According to those who study such things, here are some of the most cliché travel photos that we take:
- Positioning yourself in proper perspective so that it looks like you’re kissing the Great Sphinx of Giza.
- Walking like an Egyptian next to the pyramids in Egypt.
- Positioning yourself so it looks like you’re leaning on or holding up the Leaning Tower of Pisa.
- Positioning yourself so it looks like you’re pinching the top of the Taj Mahal in India (or the Eiffel Tower in France or the Washington Monument—take your pick).
- Posing like the Statue of Liberty in New York under the real Statue of Liberty, wearing one of those pointy-star, foam hats (or posing like any statue anywhere, really).
- Walking across Abbey Road in England, à la the Beatles as shown on the cover of their album of the same name.
- Standing next to a royal guard at Buckingham Palace, making a funny face while the guard remains stern and focused.
- Striking a Rocky pose next to the Rocky Balboa statue at the Philadelphia Museum of Art and striking the same pose at the top of the museum’s “Rocky Steps.”
- Striking a “Christ the Redeemer” pose before the Christ the Redeemer statue in Brazil.
- Any “selfie,” anywhere.
The “selfie” itself is a relatively new concept in cliché travel photos. It’s defined as the point at which travelers reject other people’s kind offers to take photos of them in favor of capturing the shots awkwardly themselves, by holding an iPhone out in front of their faces. Some claim it has brought into being a whole new realm of unoriginality, since it seems to make the case that you haven’t seen something famous until you’ve posed for a photo with your head blocking half of it.

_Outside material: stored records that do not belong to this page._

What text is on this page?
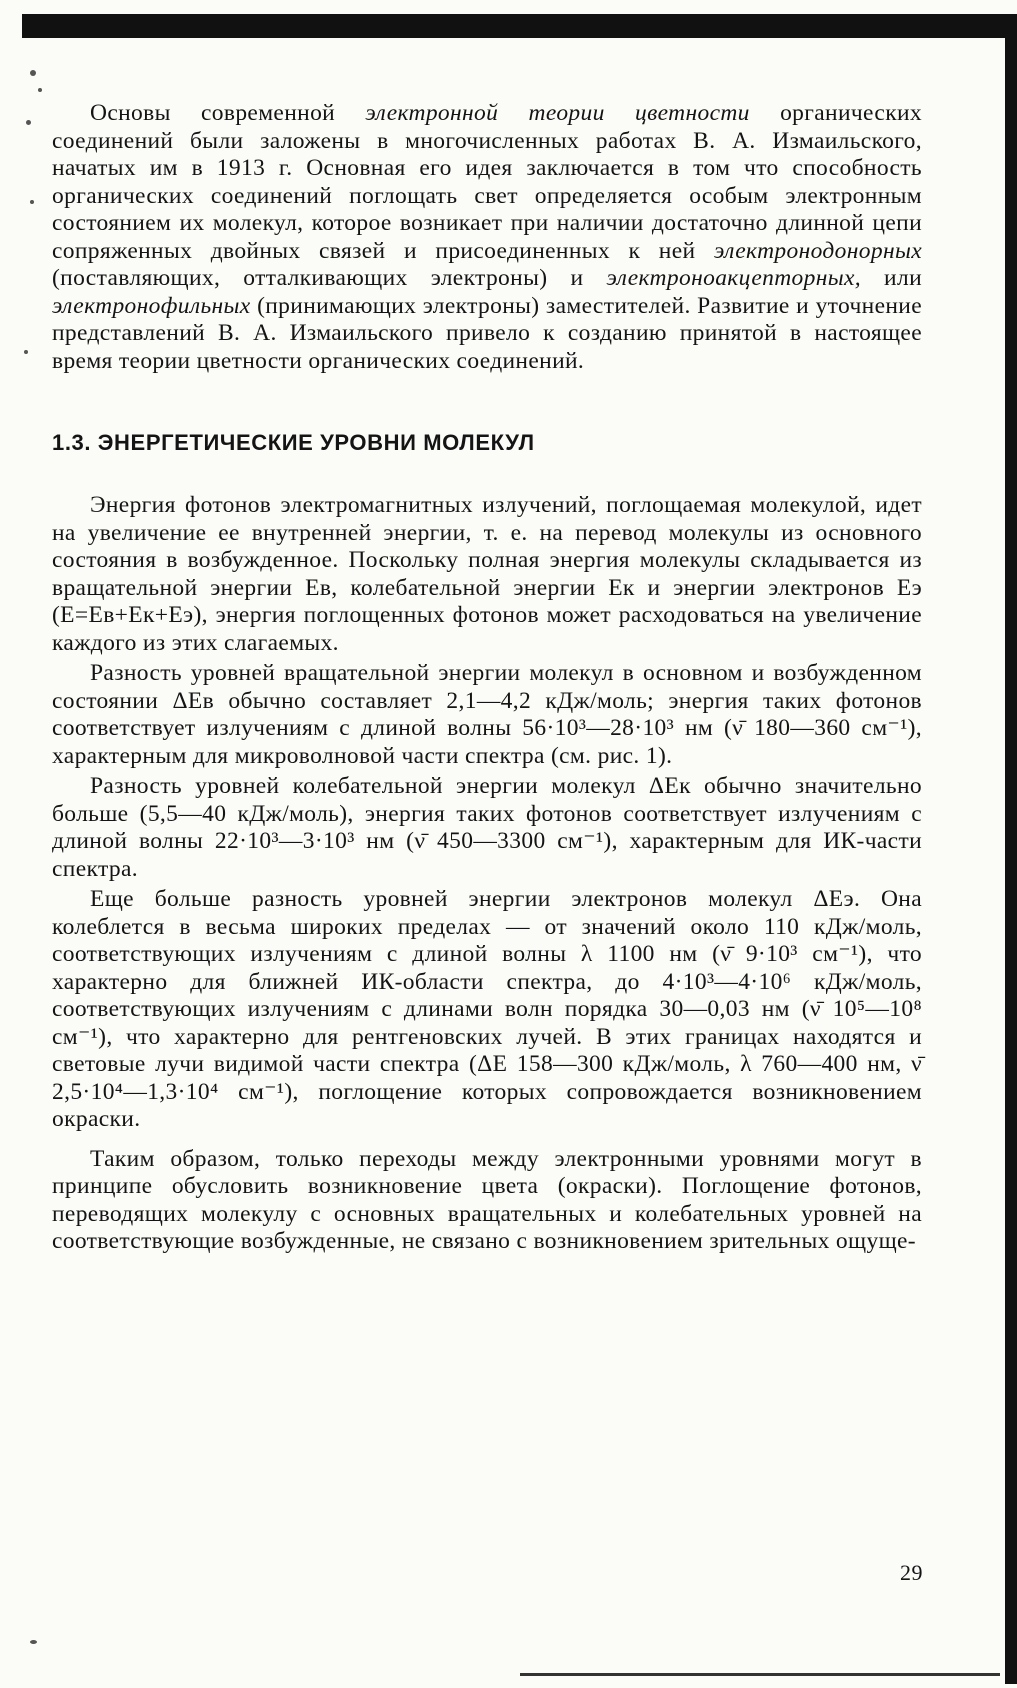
Основы современной электронной теории цветности органических соединений были заложены в многочисленных работах В. А. Измаильского, начатых им в 1913 г. Основная его идея заключается в том что способность органических соединений поглощать свет определяется особым электронным состоянием их молекул, которое возникает при наличии достаточно длинной цепи сопряженных двойных связей и присоединенных к ней электронодонорных (поставляющих, отталкивающих электроны) и электроноакцепторных, или электронофильных (принимающих электроны) заместителей. Развитие и уточнение представлений В. А. Измаильского привело к созданию принятой в настоящее время теории цветности органических соединений.

1.3. ЭНЕРГЕТИЧЕСКИЕ УРОВНИ МОЛЕКУЛ

Энергия фотонов электромагнитных излучений, поглощаемая молекулой, идет на увеличение ее внутренней энергии, т. е. на перевод молекулы из основного состояния в возбужденное. Поскольку полная энергия молекулы складывается из вращательной энергии Eв, колебательной энергии Eк и энергии электронов Eэ (E=Eв+Eк+Eэ), энергия поглощенных фотонов может расходоваться на увеличение каждого из этих слагаемых.

Разность уровней вращательной энергии молекул в основном и возбужденном состоянии ΔEв обычно составляет 2,1—4,2 кДж/моль; энергия таких фотонов соответствует излучениям с длиной волны 56·10³—28·10³ нм (ν̄ 180—360 см⁻¹), характерным для микроволновой части спектра (см. рис. 1).

Разность уровней колебательной энергии молекул ΔEк обычно значительно больше (5,5—40 кДж/моль), энергия таких фотонов соответствует излучениям с длиной волны 22·10³—3·10³ нм (ν̄ 450—3300 см⁻¹), характерным для ИК-части спектра.

Еще больше разность уровней энергии электронов молекул ΔEэ. Она колеблется в весьма широких пределах — от значений около 110 кДж/моль, соответствующих излучениям с длиной волны λ 1100 нм (ν̄ 9·10³ см⁻¹), что характерно для ближней ИК-области спектра, до 4·10³—4·10⁶ кДж/моль, соответствующих излучениям с длинами волн порядка 30—0,03 нм (ν̄ 10⁵—10⁸ см⁻¹), что характерно для рентгеновских лучей. В этих границах находятся и световые лучи видимой части спектра (ΔE 158—300 кДж/моль, λ 760—400 нм, ν̄ 2,5·10⁴—1,3·10⁴ см⁻¹), поглощение которых сопровождается возникновением окраски.

Таким образом, только переходы между электронными уровнями могут в принципе обусловить возникновение цвета (окраски). Поглощение фотонов, переводящих молекулу с основных вращательных и колебательных уровней на соответствующие возбужденные, не связано с возникновением зрительных ощуще-

29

I think cliché travel photos might be highly underrated, however. It seems to me that their value lies in what they tell us about ourselves and what’s important to us. Posing so that it looks like a Parisian fountain is squirting out of your mouth may mean you’re a romantic with a fondness for Old World cities. Or if you have shots of yourself holding up a series of shed elk, moose or deer antlers next to your own head, it could be that you’re a wildlife enthusiast who enjoys nature travels.
I have my own brand of cliché selfie: I take photos of my feet in my hiking boots wherever I go. I’ve had the same hiking boots for about a decade now, so I have pictures of this particular footwear treading on various terrains all over the world. When I started taking these types of photos, I don’t know what I thought I would eventually do with all of them. I’m glad I could use a couple of them here.
Have you ever indulged in a cliché travel photo? If so, where was it, and what were you doing in it? Was it just a momentary joke, or has it become a treasured memory?